Well after years of thinking about it and a year of serious looking, Friday I signed a purchase contract on a coffee shop. As it is currently operated, it serves coffee, espresso, tea and smoothies and nearly no food at all. I plan on offering food. Baked goods, paninis, wraps, salad, soup, etc. While advice in any area would be gratefully accepted, I am particularly interested in advice on frozen dough and/or par-cooked pastries, breads, etc. I plan to purchase a half tray convection oven and a proofer. Could use direction here as well. Thank you very much for your time.

Tony


----------



## m brown (May 29, 1999)

use the best product you can afford that your clients will like.
Voila is a very good company.
You should ask your vendors for samples of all their products. 
Test them out and see who the winner is!
Your best bets are the classics:
muffin batter that you can add fresh berries to 
danish 
brioche
croissant
puff treats
coffee cake
cookie dough

:bounce:


----------



## nentony (May 7, 2005)

Thank you M Brown. I guess I was suprised by the sheer number options and by how good some of them were. I take over on sept. 1st, so I have untill then to get it together. I have only ambient display cases, is that a problem? 

Tony


----------



## chrose (Nov 20, 2000)

Tony,
I wish I had some constructive advice for you, but at the moment I don't  
But congratulations, I wish you the best of luck and I think all of us would be very grateful if you have the time if you could keep us updated constantly on how things are progressing for you. Good, bad or ugly, there's a lot we can learn just from hearing how a business gets off the ground.


----------



## nentony (May 7, 2005)

Thankyou very much, Chrose. Things are going smoothly, I'm not as lost as I probably sound,lol. Just excited.

Tony


----------



## nentony (May 7, 2005)

It occurs to me (finally) that the question I had maybe shouldn't have been posed to people who have dedicated their lives to pastry arts. I hope I didn't offend and thank you for your restraint 

Tony


----------



## m brown (May 29, 1999)

You are opening a coffee bar!
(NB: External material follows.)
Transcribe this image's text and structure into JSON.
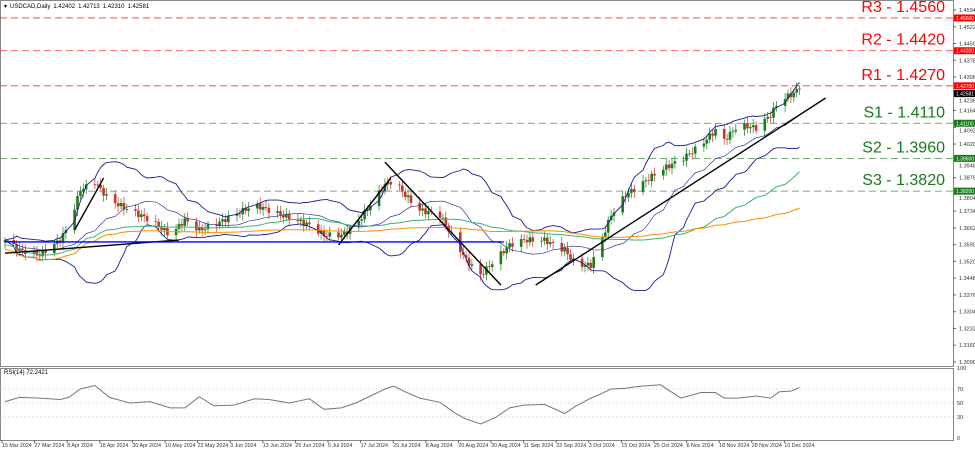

You have limited kitchen space and limited funds to hire a 5 star pastry chef!
I would have gotten a little nuts if you stated you where opening a 5 star resort with all the top amenites, and by the way, using frozen cookie dough and pre fab danish and mrs. smiths pies for dessert. 

You must keep your clients happy and you need to make a living.


You did the right thing, some of us manufacture the frozen doughs!
:crazy:


----------



## nentony (May 7, 2005)

Well, it's been a month and things are going o.k. Two weeks ago we got a higher level license that allows us to cook from scratch rather than just reheat, it's called a specialty foods license and lets me do just about anything as long as my food sales don't go above 50%. (who makes all this up?) So anyway, I'm doing our own muffins, cookies, and some of our breads for the sandwiches. Pastries are another story, I'm not competent there. And I can't make a crusty french bread I'm happy with. The convection oven I bought (Moffat turbofan 31) has steam injection, but it's not hooked up now. Will this make the difference or will I always have trouble getting a good crust using a convection oven? Thanks, Tony


----------